An IRB-approved prospective 28 question survey was created by 3 retina specialists (RM, MG, AL) and administered to patients undergoing intravitreal injection therapy at Northwestern Medical Faculty Foundation outpatient retina clinic between June and July 2013. All patients were consented by the same investigator (MF) and completed the survey on their own or with assistance of the investigator. The survey questions were designed to qualitatively assess: patients’ understanding of their diagnosis, factors considered when choosing their treatment, anxiety level regarding treatment, treatment experience, and overall outcomes. In addition, a chart review was performed on each patient to obtain demographic data (age, gender, and insurance status) as well as clinical information including diagnosis, duration of diagnosis, vision at presentation, vision at time of survey, drug used for injection, number of injections received, and frequency of injections.


There were a total of 107 patients surveyed (65 women and 43 men, age 30-96 years). The most common indication for injections in this study was exudative age related macular degeneration. There was objective improvement (increase in 1 line) in best corrected vision in 67% of all patients. Patients’ perceptions of whether their treatment improved their vision were as follows: 48% noted improvement, 32% did not, and 15% were unsure.
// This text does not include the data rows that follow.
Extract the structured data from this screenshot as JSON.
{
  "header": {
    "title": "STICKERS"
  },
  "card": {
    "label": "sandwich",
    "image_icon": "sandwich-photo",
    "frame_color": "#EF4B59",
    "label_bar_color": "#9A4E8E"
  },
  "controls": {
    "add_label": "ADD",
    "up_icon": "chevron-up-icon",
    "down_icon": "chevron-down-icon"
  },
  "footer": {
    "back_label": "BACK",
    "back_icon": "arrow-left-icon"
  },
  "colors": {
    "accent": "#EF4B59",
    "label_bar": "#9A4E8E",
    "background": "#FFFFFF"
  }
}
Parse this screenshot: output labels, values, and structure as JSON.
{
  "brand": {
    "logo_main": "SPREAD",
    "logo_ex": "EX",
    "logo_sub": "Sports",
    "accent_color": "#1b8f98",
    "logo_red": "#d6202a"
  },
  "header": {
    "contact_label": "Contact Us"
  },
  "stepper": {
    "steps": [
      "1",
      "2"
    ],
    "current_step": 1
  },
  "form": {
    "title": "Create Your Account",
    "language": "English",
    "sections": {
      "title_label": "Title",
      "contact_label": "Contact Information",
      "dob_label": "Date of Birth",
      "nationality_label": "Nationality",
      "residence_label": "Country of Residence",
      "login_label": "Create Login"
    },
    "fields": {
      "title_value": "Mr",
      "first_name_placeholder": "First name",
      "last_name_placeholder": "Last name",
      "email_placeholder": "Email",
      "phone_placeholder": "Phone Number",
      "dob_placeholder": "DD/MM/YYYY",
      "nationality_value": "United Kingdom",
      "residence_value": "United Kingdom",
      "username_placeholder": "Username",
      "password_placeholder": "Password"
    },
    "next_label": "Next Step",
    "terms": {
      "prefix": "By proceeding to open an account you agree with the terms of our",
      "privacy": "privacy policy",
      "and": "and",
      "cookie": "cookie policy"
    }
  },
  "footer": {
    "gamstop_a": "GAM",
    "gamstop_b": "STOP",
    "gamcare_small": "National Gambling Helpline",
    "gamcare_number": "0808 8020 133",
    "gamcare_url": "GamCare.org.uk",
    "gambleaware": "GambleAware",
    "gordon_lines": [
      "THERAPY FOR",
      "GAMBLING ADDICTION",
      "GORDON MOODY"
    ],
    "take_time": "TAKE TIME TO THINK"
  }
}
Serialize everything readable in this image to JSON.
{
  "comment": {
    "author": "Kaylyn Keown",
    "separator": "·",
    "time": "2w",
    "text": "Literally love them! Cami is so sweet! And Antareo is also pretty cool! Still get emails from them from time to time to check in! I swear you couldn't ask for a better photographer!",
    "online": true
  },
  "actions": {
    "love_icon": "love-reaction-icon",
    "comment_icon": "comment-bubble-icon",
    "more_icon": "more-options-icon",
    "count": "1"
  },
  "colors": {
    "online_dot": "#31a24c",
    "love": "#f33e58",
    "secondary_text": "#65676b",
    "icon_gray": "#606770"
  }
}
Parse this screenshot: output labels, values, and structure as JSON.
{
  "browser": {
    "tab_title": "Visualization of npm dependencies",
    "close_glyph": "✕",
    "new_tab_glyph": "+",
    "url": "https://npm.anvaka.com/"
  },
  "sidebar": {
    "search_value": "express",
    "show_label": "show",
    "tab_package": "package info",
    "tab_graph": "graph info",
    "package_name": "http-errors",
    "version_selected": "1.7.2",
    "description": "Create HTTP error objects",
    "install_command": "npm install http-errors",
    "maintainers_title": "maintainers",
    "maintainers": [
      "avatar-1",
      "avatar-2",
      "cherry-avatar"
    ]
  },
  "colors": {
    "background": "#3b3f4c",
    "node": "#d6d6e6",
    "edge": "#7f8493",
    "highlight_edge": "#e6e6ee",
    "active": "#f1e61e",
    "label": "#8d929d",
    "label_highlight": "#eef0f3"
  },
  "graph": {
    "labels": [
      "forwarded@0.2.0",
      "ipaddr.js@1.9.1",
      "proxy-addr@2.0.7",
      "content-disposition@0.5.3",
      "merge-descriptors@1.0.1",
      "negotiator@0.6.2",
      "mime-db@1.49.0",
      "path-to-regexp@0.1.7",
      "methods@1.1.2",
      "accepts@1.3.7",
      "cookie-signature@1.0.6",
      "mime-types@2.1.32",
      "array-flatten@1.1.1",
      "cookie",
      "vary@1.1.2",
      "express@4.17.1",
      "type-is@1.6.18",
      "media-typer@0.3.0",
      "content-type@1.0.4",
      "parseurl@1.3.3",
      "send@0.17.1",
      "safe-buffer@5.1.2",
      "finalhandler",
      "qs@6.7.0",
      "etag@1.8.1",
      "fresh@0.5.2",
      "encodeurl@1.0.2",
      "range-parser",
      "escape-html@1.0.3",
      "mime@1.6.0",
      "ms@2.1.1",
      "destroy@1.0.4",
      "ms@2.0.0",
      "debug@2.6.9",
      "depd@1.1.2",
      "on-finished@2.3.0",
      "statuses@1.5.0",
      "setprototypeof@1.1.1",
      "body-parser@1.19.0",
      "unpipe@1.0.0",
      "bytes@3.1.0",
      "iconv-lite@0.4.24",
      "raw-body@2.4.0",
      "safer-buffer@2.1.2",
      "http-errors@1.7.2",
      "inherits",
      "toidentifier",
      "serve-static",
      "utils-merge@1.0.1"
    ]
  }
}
Of those who experienced anxiety prior to their first injection, 68% have less anxiety since being treated. In regard to deciding which treatment to choose, 77% of patients rely more on their doctor’s choice, than FDA approval, clinical trials, cost, and interval between injections. Finally, 73% patients surveyed reported that they would be willing to undergo intravitreal injections indefinitely, stating that they understood that receiving injections was better than the alternative.


Despite preconceived notions about intravitreal injections, almost half (48%) of patients subjectively felt that the treatment is improving their vision, and the majority of patients (67%) objectively demonstrated this improvement of acuity. Additionally, most patients surveyed reported their willingness to continue on with intravitreal injections.